Actor and comedian Gilbert Gottfried has died at age 67. On April 12, Gottfried's family announced the news on Twitter, saying, "We are heartbroken to announce the passing of our beloved Gilbert Gottfried after a long illness. Gilbert was a wonderful husband, brother, friend, and father to his two young children. Although today is a sad day for all of us, please keep laughing as loud as possible in Gilbert's honor." The actor's publicist, Glenn Schwartz, later explained that Gottfried was suffering from a form of muscular dystrophy for some time before his death, per The New York Times.

Gottfried's family also remembered him as "the most iconic voice in comedy," as he was often recognized for his brilliant voice-over work. Gottfried got his start in the entertainment business by doing stand-up and made appearances on "Saturday Night Live" and the last three "Sharknado" movies, per The Wrap. He's famously played so many beloved characters throughout his prolific decades-long acting career, like in Disney's hit animation film "Aladdin," that many don't even know what Gottfried's actual voice sounds like. 

Because the comedian's voice was so distinguishable, Gottfried was hard to miss in any room. His ability to fall into different characters was so rare that according to The U.S. Sun, he became known for having two separate voices, one for work and one for personal life.
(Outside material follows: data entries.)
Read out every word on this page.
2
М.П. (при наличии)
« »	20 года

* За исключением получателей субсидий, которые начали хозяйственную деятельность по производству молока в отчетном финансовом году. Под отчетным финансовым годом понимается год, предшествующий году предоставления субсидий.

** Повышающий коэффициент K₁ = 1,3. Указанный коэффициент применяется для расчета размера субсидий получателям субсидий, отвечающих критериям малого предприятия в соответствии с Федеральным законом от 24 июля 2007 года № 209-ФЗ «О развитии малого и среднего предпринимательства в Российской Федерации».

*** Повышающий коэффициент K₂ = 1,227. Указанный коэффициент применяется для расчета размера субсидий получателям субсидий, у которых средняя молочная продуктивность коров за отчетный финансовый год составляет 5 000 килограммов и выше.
Gilbert Gottfried's signature voice was a facade

Comedy legend Gilbert Gottfried became known for having a separate persona with a high-pitched voice and loud tone while at work. In March 2015, Gottfried told Observer his reasonings for using different voices depending on the setting saying, "People ask how I came up with my delivery and my whole style. To me, it's like walking up to someone on the street and saying, 'How did you develop that walk?'" Ever since Gottfried started doing stand-up comedy decades ago, he always made it look easy to get into character. However, his voiceover work as the talkative macaw Iago in "Aladdin" truly solidified his sound as distinctly remarkable, per CNN. In the Disney film, his signature scream peak is notably iconic. 

For some time, Gottfried also lent his voice to the insurance agency Aflac, where he represented the company's duck mascot, per The Wrap. Although not all of the actor and comedian's work was family-friendly, such as his time on Fox's prolific adult sitcom "Family Guy," he's also recognized for taking gigs on Nickelodeon's animated series "Spongebob Squarepants." In August 2017, Gottfried told the Miami New Times, "As long as there are people around dumb enough to pay" him for making his voice sound tumultuous, he's "willing to" continue the persona.
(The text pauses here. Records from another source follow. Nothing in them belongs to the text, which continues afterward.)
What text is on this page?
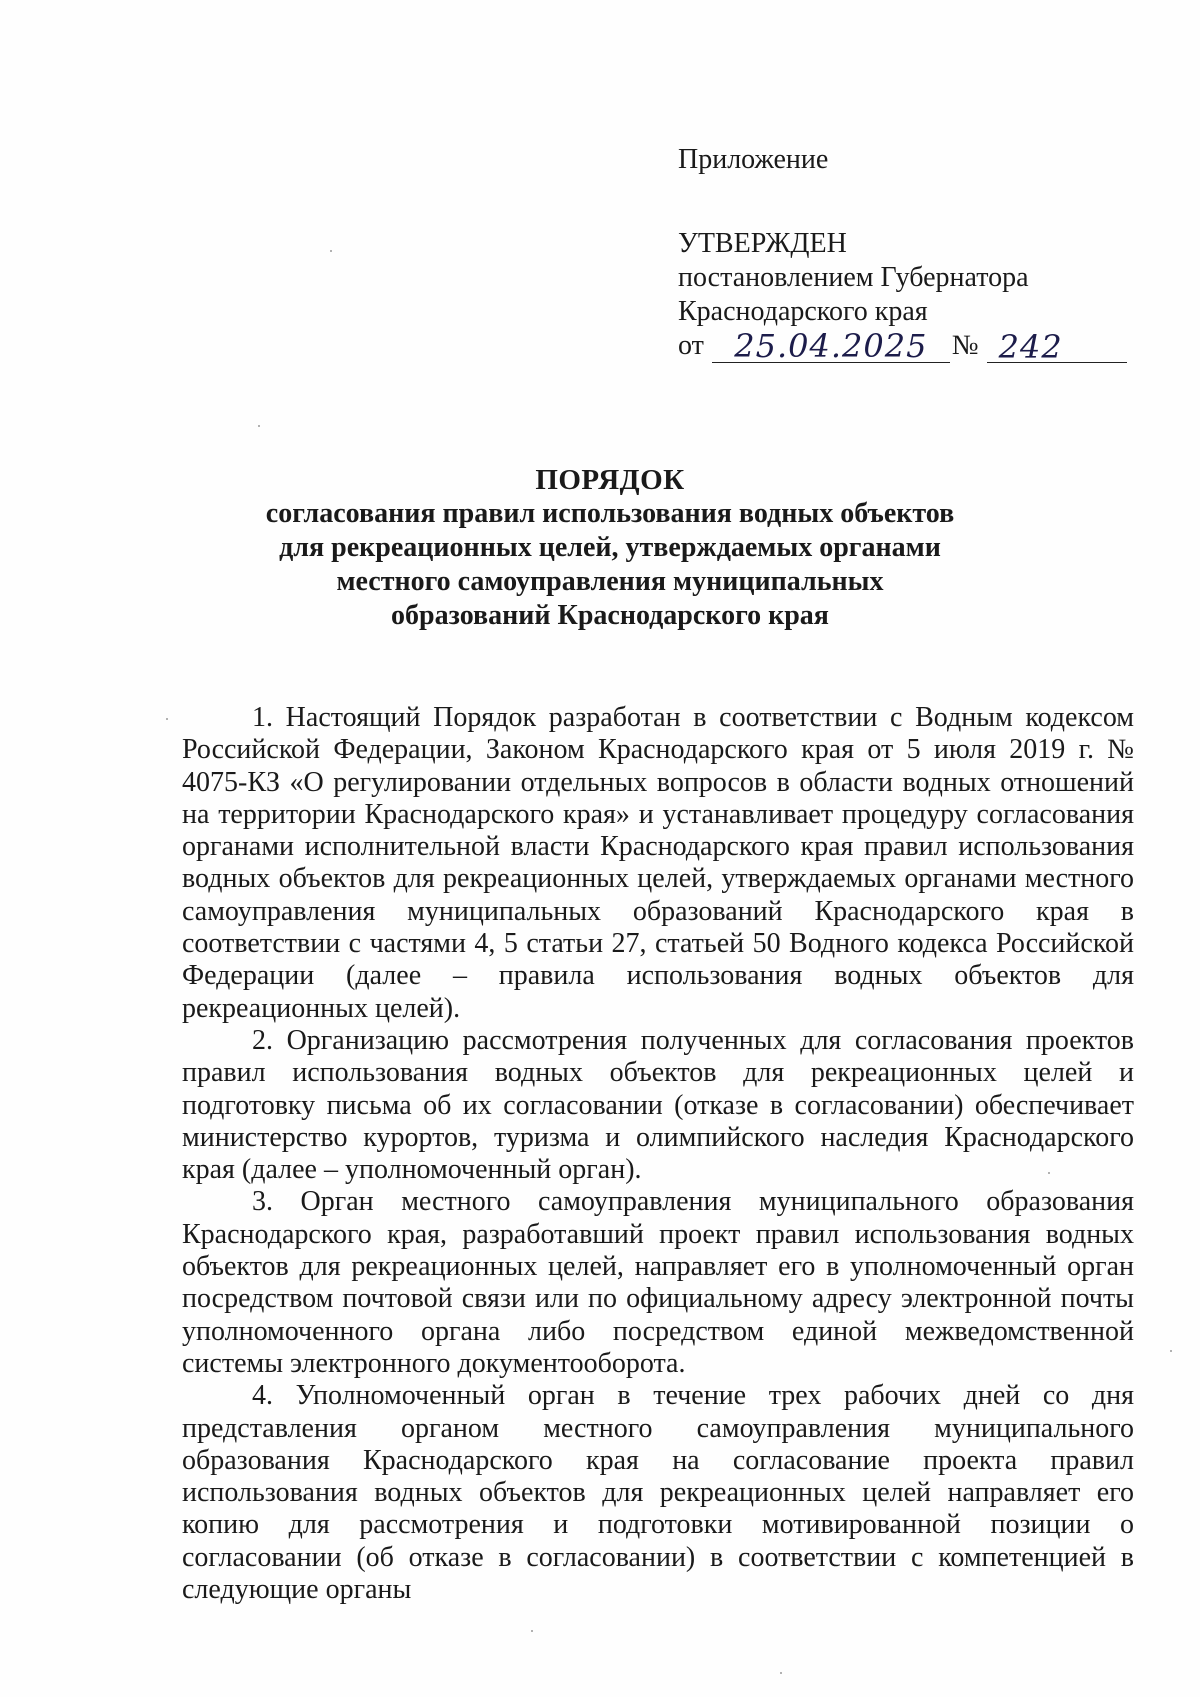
Приложение
УТВЕРЖДЕН
постановлением Губернатора
Краснодарского края
от 25.04.2025 № 242
ПОРЯДОК
согласования правил использования водных объектов
для рекреационных целей, утверждаемых органами
местного самоуправления муниципальных
образований Краснодарского края

1. Настоящий Порядок разработан в соответствии с Водным кодексом Российской Федерации, Законом Краснодарского края от 5 июля 2019 г. № 4075-КЗ «О регулировании отдельных вопросов в области водных отношений на территории Краснодарского края» и устанавливает процедуру согласования органами исполнительной власти Краснодарского края правил использования водных объектов для рекреационных целей, утверждаемых органами местного самоуправления муниципальных образований Краснодарского края в соответствии с частями 4, 5 статьи 27, статьей 50 Водного кодекса Российской Федерации (далее – правила использования водных объектов для рекреационных целей).

2. Организацию рассмотрения полученных для согласования проектов правил использования водных объектов для рекреационных целей и подготовку письма об их согласовании (отказе в согласовании) обеспечивает министерство курортов, туризма и олимпийского наследия Краснодарского края (далее – уполномоченный орган).

3. Орган местного самоуправления муниципального образования Краснодарского края, разработавший проект правил использования водных объектов для рекреационных целей, направляет его в уполномоченный орган посредством почтовой связи или по официальному адресу электронной почты уполномоченного органа либо посредством единой межведомственной системы электронного документооборота.

4. Уполномоченный орган в течение трех рабочих дней со дня представления органом местного самоуправления муниципального образования Краснодарского края на согласование проекта правил использования водных объектов для рекреационных целей направляет его копию для рассмотрения и подготовки мотивированной позиции о согласовании (об отказе в согласовании) в соответствии с компетенцией в следующие органы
Although Gottfried's grafting delivery is what landed him a successful career in Hollywood, it's not actually his natural speaking voice.

What was Gilbert Gottfried's real voice like?

According to Observer, Gilbert Gottfried's actual speaking voice is much slower and more measured than what the world is used to hearing him sound like on television. Compared to the shrieking and thundering sound that Gottfried's audiences instantly recognize, his real speaking tone is thoughtful and almost baritone-like. Although Gottfried confidently played numerous animated characters throughout his decades-long career in showbiz, his true voice is more mild-mannered. 

In 2017, Gottfried's documentary titled "Gilbert" was released, and it got to show fans and other celebrities what he was really like when all the cameras are off: a family man who wasn't loud or shrieky. While speaking about the comedian's film, "The View" co-host Whoopi Goldberg said it was "quite amazing to see" Gottfried talking "when he's not on," per The U.S. Sun. Comedian Jim Gaffigan thought the same thing, saying, "He's a very sweet, rather shy person off-stage." Howard Stern once played a clip of Gottfried's real voice on the show, shocking his sidekick, Robin Quivers. "That's serial killer Gilbert," they both joked.

In August 2017, Gottfried told the Miami New Times that he wanted to be "remembered for all of his work," including the children's programs and more prolific jobs he accomplished. But we think that above all, he'll be remembered for his unmistakable vocal tone.